The MOI follows the UK’s fundamental position not to recognize that Crimea is a part of Russia. The British government states “The UK and NATO are committed to Black Sea regional security, stability and prosperity, and to Ukraine’s territorial integrity and sovereignty, which is exemplified by HMS Defender’s visit to the port of Odesa as part of the UK’s Carrier Strike Group deployment.”
The UK Foreign Secretary Dominic Raab told reporters “The Royal Navy ship was conducting innocent passage through Ukrainian territorial waters. We were doing so in accordance with international law and the Russian characterization is predictably inaccurate.”
UK Integrated Review: Russia as a “state threat”
The recent defense agreement and following provocation by the British navy follows the UK government’s assessment of Russia as a “state threat”, declared in the so-called Integrated Review, published in March 2021.
This report, whose full title is “Global Britain in a competitive age – The Integrated Review of Security, Defence, Development and Foreign Policy” and which was developed in approximately 14 months under inclusion of all British governmental institutions, declares, “Russia remains the most acute threat”.
The Integrated Review declares to “support others in the Eastern European neighbourhood and beyond to build their resilience to state threats. This includes Ukraine.” The report also states the intention to keep all British armed forces “able to move seamlessly between ‘operating’ and ‘war fighting’”.
UK Ministry of Defence: we will arm up Ukraine
Just some days later, the British Defense Ministry published a report titles “Defense in a competitive age”, which was the concretization of the Integrated Review.
Herein, the British Defense Ministry states:
“5.14. Ukraine has suffered significant territorial loss as a result of Russian aggression. Together with NATO allies we will help to build Ukraine’s resilience to the continued aggressive tactics – conventional and threshold – used by its neighbor.
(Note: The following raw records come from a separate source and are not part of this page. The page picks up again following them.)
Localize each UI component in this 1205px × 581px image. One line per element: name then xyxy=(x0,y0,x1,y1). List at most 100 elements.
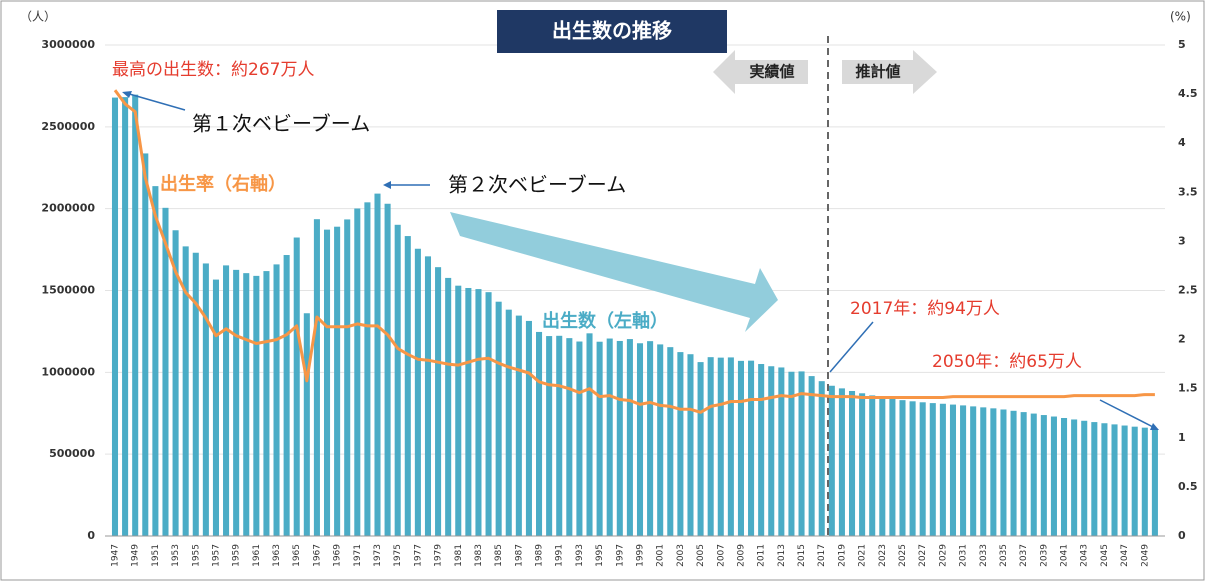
x-tick-label: 2019 xyxy=(837,544,847,567)
bar xyxy=(354,208,361,536)
x-tick-label: 2047 xyxy=(1120,544,1130,567)
x-tick-label: 2031 xyxy=(959,544,969,567)
pointer xyxy=(125,92,186,111)
bar xyxy=(869,395,876,536)
bar xyxy=(1061,417,1068,536)
bar xyxy=(677,352,684,536)
y2-tick-label: 1.5 xyxy=(1178,382,1198,395)
bar xyxy=(556,335,563,536)
x-tick-label: 1991 xyxy=(555,544,565,567)
bar xyxy=(253,275,260,536)
bar xyxy=(596,341,603,536)
bar xyxy=(1121,425,1128,536)
bar xyxy=(495,301,502,536)
annotation: 出生数（左軸） xyxy=(542,310,668,332)
bar xyxy=(182,246,189,537)
bar xyxy=(848,390,856,536)
bar xyxy=(334,226,341,537)
annotation: 出生率（右軸） xyxy=(160,173,286,195)
bar xyxy=(606,338,613,536)
bar xyxy=(697,362,704,536)
bar xyxy=(172,230,179,537)
bar xyxy=(818,381,825,536)
bar xyxy=(899,400,906,536)
y-tick-label: 2500000 xyxy=(41,120,95,133)
bar xyxy=(475,289,482,536)
bar xyxy=(1071,419,1078,536)
bar xyxy=(879,397,886,536)
x-tick-label: 1973 xyxy=(373,544,383,567)
pointer xyxy=(829,321,874,373)
chart-title: 出生数の推移 xyxy=(552,19,672,43)
bar xyxy=(546,336,553,536)
bar xyxy=(808,376,815,536)
x-tick-label: 1953 xyxy=(171,544,181,567)
bar xyxy=(323,229,331,537)
x-tick-label: 1951 xyxy=(151,544,161,567)
y-tick-label: 2000000 xyxy=(41,202,95,215)
bar xyxy=(293,237,300,536)
y-tick-label: 1000000 xyxy=(41,365,95,378)
projected-arrow xyxy=(842,50,937,94)
line xyxy=(113,89,1155,414)
bar xyxy=(152,186,159,536)
actual-label: 実績値 xyxy=(749,63,794,81)
bar xyxy=(142,153,149,536)
x-tick-label: 2017 xyxy=(817,544,827,567)
x-tick-label: 2015 xyxy=(797,544,807,567)
bar xyxy=(970,406,977,536)
bar xyxy=(505,309,512,536)
bar xyxy=(1030,413,1037,536)
bar xyxy=(1101,423,1108,536)
bar xyxy=(374,193,381,536)
x-tick-label: 2035 xyxy=(999,544,1009,567)
actual-arrow xyxy=(713,50,808,94)
bar xyxy=(1141,427,1148,536)
bar xyxy=(202,263,209,536)
bar xyxy=(748,360,755,536)
x-tick-label: 1947 xyxy=(111,544,121,567)
x-tick-label: 1993 xyxy=(575,544,585,567)
pointer-head xyxy=(122,91,132,98)
bar xyxy=(939,403,946,536)
y-tick-label: 1500000 xyxy=(41,284,95,297)
bar xyxy=(303,313,310,536)
x-tick-label: 1955 xyxy=(191,544,201,567)
bar xyxy=(586,333,593,536)
bar xyxy=(122,97,129,536)
x-tick-label: 2045 xyxy=(1100,544,1110,567)
bar xyxy=(626,339,633,536)
bar xyxy=(243,273,250,536)
x-tick-label: 2005 xyxy=(696,544,706,567)
bar xyxy=(344,219,351,536)
bar xyxy=(313,219,320,537)
bar xyxy=(414,248,421,536)
x-tick-label: 2011 xyxy=(757,544,767,567)
bar xyxy=(212,279,219,536)
annotation: 2050年：約65万人 xyxy=(932,352,1082,372)
y2-tick-label: 5 xyxy=(1178,38,1186,51)
bar xyxy=(636,343,644,536)
line-layer xyxy=(113,89,1155,414)
bar xyxy=(223,265,230,536)
bar xyxy=(647,341,654,536)
x-tick-label: 1987 xyxy=(514,544,524,567)
x-tick-label: 1999 xyxy=(636,544,646,567)
bar xyxy=(929,403,936,536)
x-tick-label: 2023 xyxy=(878,544,888,567)
bar xyxy=(192,252,199,536)
x-tick-label: 1977 xyxy=(413,544,423,567)
x-tick-label: 1949 xyxy=(131,544,141,567)
projected-label: 推計値 xyxy=(855,63,900,81)
bar xyxy=(404,236,411,536)
bar xyxy=(889,398,896,536)
bar xyxy=(576,341,583,536)
annotation: 第１次ベビーブーム xyxy=(192,112,370,136)
bar xyxy=(364,202,371,537)
x-tick-label: 2049 xyxy=(1140,544,1150,567)
bar xyxy=(424,256,432,536)
x-tick-label: 2033 xyxy=(979,544,989,567)
bar xyxy=(515,315,522,536)
x-tick-label: 2003 xyxy=(676,544,686,567)
bar xyxy=(859,393,866,536)
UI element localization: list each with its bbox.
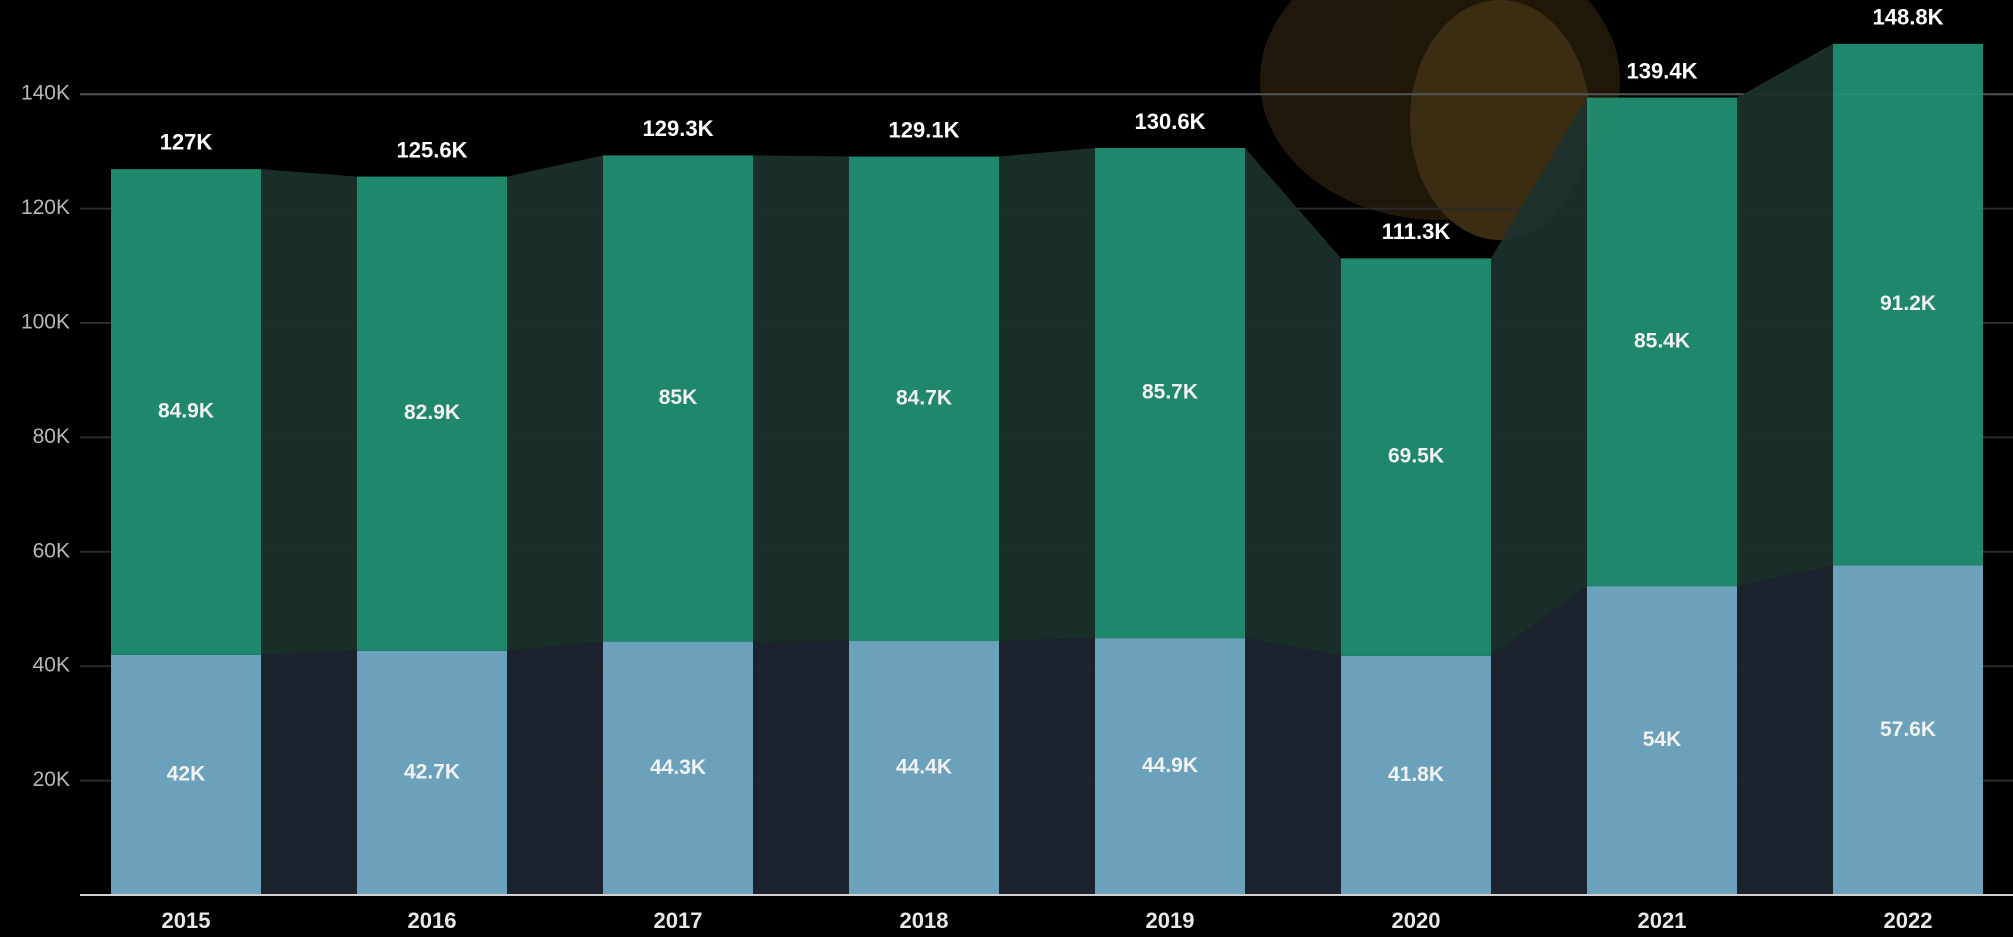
connector-area (261, 169, 357, 655)
bar-segment (1833, 565, 1983, 895)
connector-area (1491, 586, 1587, 895)
x-tick-label: 2015 (162, 908, 211, 933)
connector-area (753, 641, 849, 895)
connector-area (261, 650, 357, 895)
connector-area (1245, 638, 1341, 895)
bar-segment (849, 641, 999, 895)
value-label: 41.8K (1388, 763, 1444, 786)
value-label: 44.3K (650, 756, 706, 779)
value-label: 91.2K (1880, 292, 1936, 315)
x-tick-label: 2020 (1392, 908, 1441, 933)
connector-area (1737, 43, 1833, 587)
total-label: 130.6K (1135, 109, 1206, 134)
y-tick-label: 120K (21, 196, 70, 219)
bar-segment (111, 169, 261, 655)
connector-area (1245, 147, 1341, 656)
value-label: 42.7K (404, 760, 460, 783)
y-tick-label: 40K (33, 654, 70, 677)
x-tick-label: 2016 (408, 908, 457, 933)
total-label: 139.4K (1627, 58, 1698, 83)
value-label: 82.9K (404, 401, 460, 424)
bar-segment (357, 650, 507, 895)
value-label: 44.4K (896, 756, 952, 779)
value-label: 69.5K (1388, 445, 1444, 468)
bar-segment (603, 641, 753, 895)
x-tick-label: 2022 (1884, 908, 1933, 933)
connector-area (999, 638, 1095, 895)
connector-area (1737, 565, 1833, 895)
value-label: 54K (1643, 728, 1682, 751)
bar-segment (849, 156, 999, 642)
x-tick-label: 2019 (1146, 908, 1195, 933)
value-label: 85.7K (1142, 381, 1198, 404)
connector-area (507, 641, 603, 895)
y-tick-label: 140K (21, 82, 70, 105)
bar-segment (111, 654, 261, 895)
connector-area (999, 147, 1095, 642)
bar-segment (1833, 43, 1983, 566)
bar-segment (357, 176, 507, 651)
total-label: 129.3K (643, 116, 714, 141)
bar-segment (1095, 638, 1245, 895)
value-label: 85K (659, 386, 698, 409)
total-label: 125.6K (397, 137, 468, 162)
total-label: 129.1K (889, 117, 960, 142)
x-tick-label: 2021 (1638, 908, 1687, 933)
total-label: 127K (160, 129, 213, 154)
connector-area (507, 155, 603, 651)
total-label: 111.3K (1382, 219, 1451, 244)
y-tick-label: 60K (33, 539, 70, 562)
bar-segment (1587, 586, 1737, 895)
connector-area (1491, 97, 1587, 656)
value-label: 84.7K (896, 386, 952, 409)
y-tick-label: 100K (21, 311, 70, 334)
bar-segment (1341, 655, 1491, 895)
bar-segment (1095, 147, 1245, 639)
bar-segment (603, 155, 753, 642)
value-label: 44.9K (1142, 754, 1198, 777)
value-label: 57.6K (1880, 718, 1936, 741)
x-tick-label: 2017 (654, 908, 703, 933)
value-label: 85.4K (1634, 329, 1690, 352)
y-tick-label: 20K (33, 768, 70, 791)
value-label: 84.9K (158, 399, 214, 422)
x-tick-label: 2018 (900, 908, 949, 933)
y-tick-label: 80K (33, 425, 70, 448)
bar-segment (1587, 97, 1737, 587)
total-label: 148.8K (1873, 5, 1944, 30)
bar-segment (1341, 258, 1491, 656)
connector-area (753, 155, 849, 642)
value-label: 42K (167, 762, 206, 785)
Our capacity building mission, which includes both land and maritime training, will support the development of the Ukrainian Armed Forces and their interoperability with NATO. (…) As part of this we will continue to exercise our freedom to operate in the Black Sea.”
NATO exercise beginning within days
Meanwhile, NATO prepares for the annual exercise Sea Breeze to take place in the Black Sea from June 28th till July 10th. The exercise, cohosted by the Ukrainian navy, is expected to have a record participation this year.
Implementing long standing British policy, the HMS Defender might have caused just the first actual incident in a long row of tense days in the Black Sea.